Problèmes de documentation

Exemple de cas

Une femme d'âge moyen se présente chez un omnipraticien pour l'évaluation d'une lésion à la tempe gauche.

La patiente a des antécédents de carcinome basocellulaire à la tempe gauche et de kératose actinique. En fonction du diagnostic de kératose actinique superficielle, l'omnipraticien traite la lésion à l'aide d'azote liquide. Environ 4 mois plus tard, la femme consulte un dermatologue en raison de la récidive de la lésion. Une biopsie confirme la présence d'un carcinome basocellulaire. La patiente dépose une plainte au Collège.

Le Collège n'a pas pu déterminer si la prise en charge de la lésion par l'omnipraticien s'était avérée appropriée en raison de l'absence d'information détaillée dans le dossier médical, notamment « l'anamnèse, l'examen physique, une description de la lésion, le diagnostic différentiel, le résultat du traitement, le suivi recommandé et la documentation des instructions fournies à [la patiente]. » Le Collège a rappelé à l'omnipraticien l'importance de documenter les renseignements pertinents au dossier médical.

Autres problèmes de documentation

Les experts dans les dossiers analysés ont identifié d'autres problèmes de documentation, notamment l'absence d'une impression diagnostique ou d'un plan de traitement dans le dossier médical ou le rapport de consultation; des renseignements inadéquats dans la requête de pathologie ou le rapport de pathologie chirurgicale; et des renseignements erronés dans le dossier médical.

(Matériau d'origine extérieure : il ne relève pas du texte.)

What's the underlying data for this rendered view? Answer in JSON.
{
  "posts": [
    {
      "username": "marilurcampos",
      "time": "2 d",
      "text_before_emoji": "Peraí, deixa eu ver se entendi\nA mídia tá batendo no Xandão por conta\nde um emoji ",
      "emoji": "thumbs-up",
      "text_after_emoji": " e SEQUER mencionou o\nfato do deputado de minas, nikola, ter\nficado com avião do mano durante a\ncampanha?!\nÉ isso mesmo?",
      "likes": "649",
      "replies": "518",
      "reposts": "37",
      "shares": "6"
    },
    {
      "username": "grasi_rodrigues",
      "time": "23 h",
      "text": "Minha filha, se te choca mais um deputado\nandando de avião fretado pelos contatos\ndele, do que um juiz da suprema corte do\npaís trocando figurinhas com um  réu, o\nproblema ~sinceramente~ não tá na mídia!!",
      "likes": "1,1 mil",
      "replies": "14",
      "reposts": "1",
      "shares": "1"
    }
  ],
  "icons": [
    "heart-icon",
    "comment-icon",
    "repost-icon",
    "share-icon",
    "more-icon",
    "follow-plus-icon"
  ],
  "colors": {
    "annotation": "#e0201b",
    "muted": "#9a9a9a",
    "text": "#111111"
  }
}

Gestion des risques médico-légaux liés au cancer de la peau

Les considérations suivantes en matière de gestion des risques s'adressent aux médecins et se fondent sur les opinions des experts dans les dossiers analysés :

  • Songer à effectuer un examen exhaustif de la peau chez les patients ayant des antécédents de mélanome malin.
  • Évaluer si une biopsie est indiquée sur le plan clinique pour les lésions cutanées que l'on soupçonne d'être malignes.
  • Assurer le suivi des résultats de biopsie et communiquer les résultats de pathologie aux patients et aux professionnels de la santé qui participent aux soins de la lésion cutanée maligne.
  • Déployer des efforts raisonnables pour veiller à ce qu'un suivi approprié soit prévu. Le cas échéant, évaluer soigneusement ou donner suite à la recommandation d'un pathologiste en vue d'une réexcision.
  • Si cela est justifié, diriger le patient vers un spécialiste approprié.
  • Enseigner aux patients à reconnaître les changements cutanés qui exigent des soins médicaux.
  • Communiquer aux patients l'importance du suivi.
  • Remplir le dossier médical de façon à refléter avec précision l'impression diagnostique et la prise en charge de la lésion cutanée.

Référence

  1. 1 Comité directeur des statistiques sur le cancer de la Société canadienne du cancer : Statistiques canadiennes sur le cancer (2012). Toronto, ON : Société canadienne du cancer; 2012. p. 8-10

AVIS DE NON-RESPONSABILITÉ : Les renseignements publiés dans le présent document sont destinés uniquement à des fins éducatives. Ils ne constituent pas des conseils professionnels spécifiques de nature médicale ou juridique et n'ont pas pour objet d'établir une « norme de diligence » à l'intention des professionnels des soins de santé canadiens. L'emploi des ressources éducatives de l'ACPM est sujet à ce qui précède et à la totalité du Contrat d'utilisation de l'ACPM.